The objective of M1 is to find the base line of Memcached server throughput. The benchmarks and their configurations are listed below (more to be added):

  • Benchmark 1: One instance of Memcached server (Recommended)
    • Memory: 4, 16, 32GB
    • Get:set ratio : 100:0 - 70:30 (100:0 is the easiest and is viable for some workloads, 70:30 is more realistic for most workloads)
    • Threads: nproc (2-8)
    • Key/value size distribution: Fixed, Similar to Facebook's ETC distribution
    • Aiming for miss rate: <20%
    • window size: 4-5K
  • Benchmark 2: n instances of Memcached servers where n = total memory/64MB
    • Memory: 64 MB
    • Other configs are similar to the benchmark 1


Design and implement an in-memory hash table inside a DPU


Scheduling policies to divide get/set request across multiple DPUs


Engineer techniques for access to DPUs via RDMA.


Set up a representative Memcache workload in a three-tier setup using tools such as Mcrouter. Evaluate performance, power consumption and TCO.
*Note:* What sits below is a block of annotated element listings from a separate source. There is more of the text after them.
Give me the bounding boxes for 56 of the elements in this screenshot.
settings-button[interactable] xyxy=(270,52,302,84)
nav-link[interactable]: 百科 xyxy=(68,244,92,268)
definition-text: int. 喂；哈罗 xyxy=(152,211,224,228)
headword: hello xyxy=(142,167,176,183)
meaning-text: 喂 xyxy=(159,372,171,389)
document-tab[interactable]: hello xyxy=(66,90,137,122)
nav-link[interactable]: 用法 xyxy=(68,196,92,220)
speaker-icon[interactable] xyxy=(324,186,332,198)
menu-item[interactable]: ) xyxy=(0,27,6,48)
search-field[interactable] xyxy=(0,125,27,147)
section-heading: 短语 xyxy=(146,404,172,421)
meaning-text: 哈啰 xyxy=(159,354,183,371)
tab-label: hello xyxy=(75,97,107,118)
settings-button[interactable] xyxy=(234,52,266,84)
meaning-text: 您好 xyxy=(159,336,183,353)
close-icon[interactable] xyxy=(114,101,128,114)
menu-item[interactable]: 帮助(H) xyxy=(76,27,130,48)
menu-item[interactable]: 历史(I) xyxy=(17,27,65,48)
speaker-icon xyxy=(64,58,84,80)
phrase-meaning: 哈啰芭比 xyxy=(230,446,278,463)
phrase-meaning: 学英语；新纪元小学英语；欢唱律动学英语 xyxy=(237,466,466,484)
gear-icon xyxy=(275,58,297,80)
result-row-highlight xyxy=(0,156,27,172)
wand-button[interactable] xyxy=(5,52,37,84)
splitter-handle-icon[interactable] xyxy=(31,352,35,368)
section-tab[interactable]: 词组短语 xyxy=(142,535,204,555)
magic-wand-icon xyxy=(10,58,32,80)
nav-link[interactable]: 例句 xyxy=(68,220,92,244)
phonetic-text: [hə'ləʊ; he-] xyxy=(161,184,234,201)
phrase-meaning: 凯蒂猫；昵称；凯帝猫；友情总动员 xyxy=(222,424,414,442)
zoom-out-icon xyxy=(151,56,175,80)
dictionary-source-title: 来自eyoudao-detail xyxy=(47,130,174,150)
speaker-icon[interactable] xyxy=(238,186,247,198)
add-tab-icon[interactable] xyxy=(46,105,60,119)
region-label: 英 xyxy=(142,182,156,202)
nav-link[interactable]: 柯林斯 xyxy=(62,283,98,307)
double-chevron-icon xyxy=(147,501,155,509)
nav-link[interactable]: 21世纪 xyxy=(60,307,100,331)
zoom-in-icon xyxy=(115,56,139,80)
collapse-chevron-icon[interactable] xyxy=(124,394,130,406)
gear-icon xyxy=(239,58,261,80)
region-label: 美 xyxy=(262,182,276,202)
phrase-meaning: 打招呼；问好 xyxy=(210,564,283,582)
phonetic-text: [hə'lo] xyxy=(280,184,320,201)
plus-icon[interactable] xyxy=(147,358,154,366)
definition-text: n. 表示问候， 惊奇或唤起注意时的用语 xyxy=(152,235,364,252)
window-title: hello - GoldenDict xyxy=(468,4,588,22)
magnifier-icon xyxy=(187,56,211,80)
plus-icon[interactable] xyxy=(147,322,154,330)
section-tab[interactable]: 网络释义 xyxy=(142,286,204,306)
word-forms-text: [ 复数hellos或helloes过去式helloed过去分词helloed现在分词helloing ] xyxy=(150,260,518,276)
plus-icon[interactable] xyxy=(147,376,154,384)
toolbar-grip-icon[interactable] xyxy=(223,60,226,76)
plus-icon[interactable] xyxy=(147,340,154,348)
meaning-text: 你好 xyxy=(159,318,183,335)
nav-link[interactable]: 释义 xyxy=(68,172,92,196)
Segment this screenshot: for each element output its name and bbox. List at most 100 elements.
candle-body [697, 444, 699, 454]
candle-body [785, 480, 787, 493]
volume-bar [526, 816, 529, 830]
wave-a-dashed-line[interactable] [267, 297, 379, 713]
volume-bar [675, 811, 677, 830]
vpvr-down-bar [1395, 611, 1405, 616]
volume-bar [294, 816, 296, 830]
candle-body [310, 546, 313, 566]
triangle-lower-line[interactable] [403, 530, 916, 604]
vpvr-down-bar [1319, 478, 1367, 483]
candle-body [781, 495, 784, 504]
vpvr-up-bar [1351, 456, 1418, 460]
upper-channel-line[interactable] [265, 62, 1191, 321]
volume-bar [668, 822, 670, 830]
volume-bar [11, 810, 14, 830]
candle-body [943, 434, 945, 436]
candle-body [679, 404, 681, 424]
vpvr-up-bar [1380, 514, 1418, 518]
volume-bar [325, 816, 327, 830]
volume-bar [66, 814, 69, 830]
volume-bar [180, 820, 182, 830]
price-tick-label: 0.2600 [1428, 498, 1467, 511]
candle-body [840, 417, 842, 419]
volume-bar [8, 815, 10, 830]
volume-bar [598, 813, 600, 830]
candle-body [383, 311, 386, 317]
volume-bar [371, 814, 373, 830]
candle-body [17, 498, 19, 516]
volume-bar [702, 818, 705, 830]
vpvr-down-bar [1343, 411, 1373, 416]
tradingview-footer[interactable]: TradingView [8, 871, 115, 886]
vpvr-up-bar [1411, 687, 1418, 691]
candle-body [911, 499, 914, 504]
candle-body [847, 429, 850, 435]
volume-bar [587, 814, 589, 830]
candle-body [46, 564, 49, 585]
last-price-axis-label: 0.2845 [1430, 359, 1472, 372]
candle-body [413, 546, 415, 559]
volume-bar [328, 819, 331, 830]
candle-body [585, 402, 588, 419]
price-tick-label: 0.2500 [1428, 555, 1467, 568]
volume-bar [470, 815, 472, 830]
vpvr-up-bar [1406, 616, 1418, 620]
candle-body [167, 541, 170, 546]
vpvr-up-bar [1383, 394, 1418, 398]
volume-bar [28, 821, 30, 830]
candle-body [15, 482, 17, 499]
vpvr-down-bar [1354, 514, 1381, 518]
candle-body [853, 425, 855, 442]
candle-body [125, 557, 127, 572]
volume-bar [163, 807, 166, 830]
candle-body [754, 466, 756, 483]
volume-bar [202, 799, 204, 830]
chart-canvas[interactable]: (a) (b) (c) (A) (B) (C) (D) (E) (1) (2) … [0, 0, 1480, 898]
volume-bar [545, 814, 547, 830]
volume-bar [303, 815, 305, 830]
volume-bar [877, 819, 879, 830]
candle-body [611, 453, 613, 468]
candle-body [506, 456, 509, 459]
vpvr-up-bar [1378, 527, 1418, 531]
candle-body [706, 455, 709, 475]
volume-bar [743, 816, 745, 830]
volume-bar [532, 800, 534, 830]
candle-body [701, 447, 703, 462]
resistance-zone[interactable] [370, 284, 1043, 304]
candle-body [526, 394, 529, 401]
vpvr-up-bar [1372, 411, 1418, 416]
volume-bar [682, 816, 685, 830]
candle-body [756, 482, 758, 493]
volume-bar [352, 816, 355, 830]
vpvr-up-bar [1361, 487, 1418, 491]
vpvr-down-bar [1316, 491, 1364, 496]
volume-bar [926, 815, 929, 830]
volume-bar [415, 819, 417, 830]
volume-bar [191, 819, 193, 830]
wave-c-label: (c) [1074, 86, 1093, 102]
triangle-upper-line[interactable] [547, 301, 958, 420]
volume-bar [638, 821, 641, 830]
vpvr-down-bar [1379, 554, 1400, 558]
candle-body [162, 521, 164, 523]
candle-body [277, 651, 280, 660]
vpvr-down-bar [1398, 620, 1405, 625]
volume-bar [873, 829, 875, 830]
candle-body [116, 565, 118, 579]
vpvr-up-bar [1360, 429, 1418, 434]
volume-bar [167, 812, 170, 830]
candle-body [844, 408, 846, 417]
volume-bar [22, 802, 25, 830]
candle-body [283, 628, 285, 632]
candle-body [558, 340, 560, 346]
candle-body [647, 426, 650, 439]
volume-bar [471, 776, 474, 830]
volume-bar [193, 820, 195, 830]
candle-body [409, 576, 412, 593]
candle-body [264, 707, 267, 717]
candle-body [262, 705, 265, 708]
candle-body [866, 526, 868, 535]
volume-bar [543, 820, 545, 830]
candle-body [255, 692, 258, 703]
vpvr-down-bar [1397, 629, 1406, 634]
Write up and publish the results.



to set up Memaslap follow the instructions here. If you wish to change the configuration, follow the Memaslap documentation. The default configuration for Memaslap is as follows:

  • get:set ratio: 9:1
  • Key size: Fixed, 64 bytes
  • Value size: Fixed, 1024 bytes
  • Concurrency: 16
  • # Connections: 1 per concurrency


This benchmark is a Memcached load generator designed for high request rates. Using this tool, we can generate Facebook's ETC workload that is described in SIGMETRICS’12 paper. The default configuration for Memcache-perf is:

  • get:set ratio: 1:0
  • Key size: Fixed, 30 bytes
  • Value size: Fixed, 200 bytes
  • Concurrency: 1
  • # Connections: 1 per concurrency


YCSB is a popular KVS workload generator. It has predefined workloads to measure performance of Memcached. The configuration of the benchmark depends on the workload you run. For example, Workload C has the following properties.

  • get:set ratio: 1:0
  • Field size: 10 x 100
  • Concurrency: 1
  • # Connections: 1 per concurrency